Raus aus der Krise - das ist beim Dreikönigstreffen in Stuttgart die Mission der FDP und ihres Vorsitzenden Guido Westerwelle. Schließlich dümpelt die Partei in Umfragen unter fünf Prozent herum. Auch wenn sein parteiinterner Kritiker Herbert Mertin im stern.de-Gespräch abwiegelte ("Westerwelles Rede wird völlig überschätzt"): Die Partei setzte auf einen starken Auftritt ihres Vorsitzenden. Vorab heizte Generalsekretär Christian Lindner ein - mit Attacken auf die Union: "Wir arbeiten in einer Koalition, in der wir selbst um kleine Schritte ringen müssen. (...) Wenn man die Union nicht treibt, treibt sie nichts."

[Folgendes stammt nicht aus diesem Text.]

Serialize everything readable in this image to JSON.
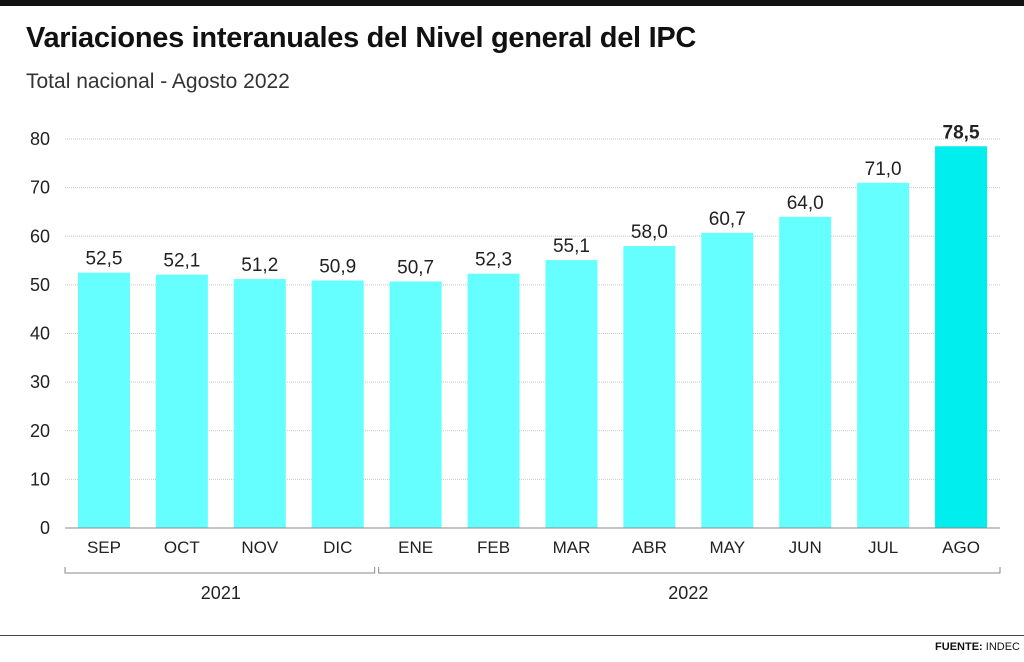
{
  "header": {
    "title": "Variaciones interanuales del Nivel general del IPC",
    "subtitle": "Total nacional - Agosto 2022"
  },
  "source": {
    "label": "FUENTE:",
    "value": "INDEC"
  },
  "colors": {
    "bar": "#66ffff",
    "bar_highlight": "#00eeee",
    "grid": "#c8c8c8",
    "text": "#222222"
  },
  "chart_data": {
    "type": "bar",
    "title": "Variaciones interanuales del Nivel general del IPC",
    "subtitle": "Total nacional - Agosto 2022",
    "categories": [
      "SEP",
      "OCT",
      "NOV",
      "DIC",
      "ENE",
      "FEB",
      "MAR",
      "ABR",
      "MAY",
      "JUN",
      "JUL",
      "AGO"
    ],
    "values": [
      52.5,
      52.1,
      51.2,
      50.9,
      50.7,
      52.3,
      55.1,
      58.0,
      60.7,
      64.0,
      71.0,
      78.5
    ],
    "value_labels": [
      "52,5",
      "52,1",
      "51,2",
      "50,9",
      "50,7",
      "52,3",
      "55,1",
      "58,0",
      "60,7",
      "64,0",
      "71,0",
      "78,5"
    ],
    "highlight_index": 11,
    "year_groups": [
      {
        "label": "2021",
        "start": 0,
        "end": 3
      },
      {
        "label": "2022",
        "start": 4,
        "end": 11
      }
    ],
    "yticks": [
      0,
      10,
      20,
      30,
      40,
      50,
      60,
      70,
      80
    ],
    "ylim": [
      0,
      80
    ],
    "xlabel": "",
    "ylabel": "",
    "grid": true,
    "legend": "none"
  }
}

Die wichtigsten Momente von Westerwelles Rede in der Rückschau:
13:33 Uhr: War das der große Wurf?
Das war's dann. Westerwelle, wie man ihn kennt - laustark, angriffslustig, rhetorisch ausgefeilt. Von Selbstkritik dagegen keine Spur, von Parteikrise kaum ein Wort. Der große Wurf? Der Applaus ist zwar nicht dürftig, aber Standing Ovations sehen anders aus.
13:31 Uhr: Kampf und Pathos
Jetzt kommt er endlich zur Frage der Fragen. Wozu braucht Deutschland seine Partei? "Wer die Freiheit liebt, der braucht die FDP." Aha. Und er fordert seine Partei zum Kämpfen auf - attestiert auch: "Man merkt, dass die Partei kämpft." Vorher gab's noch mächtig Pathos. "Auch eine Dreikönigskundgebung verneigt sich in Dankbarkeit vor jenen, die für das Land ihr Leben und ihre Unversehrtheit ließen". Worum es ging? Afghanistan - das vorletzte Thema seiner allumfassenden Rede.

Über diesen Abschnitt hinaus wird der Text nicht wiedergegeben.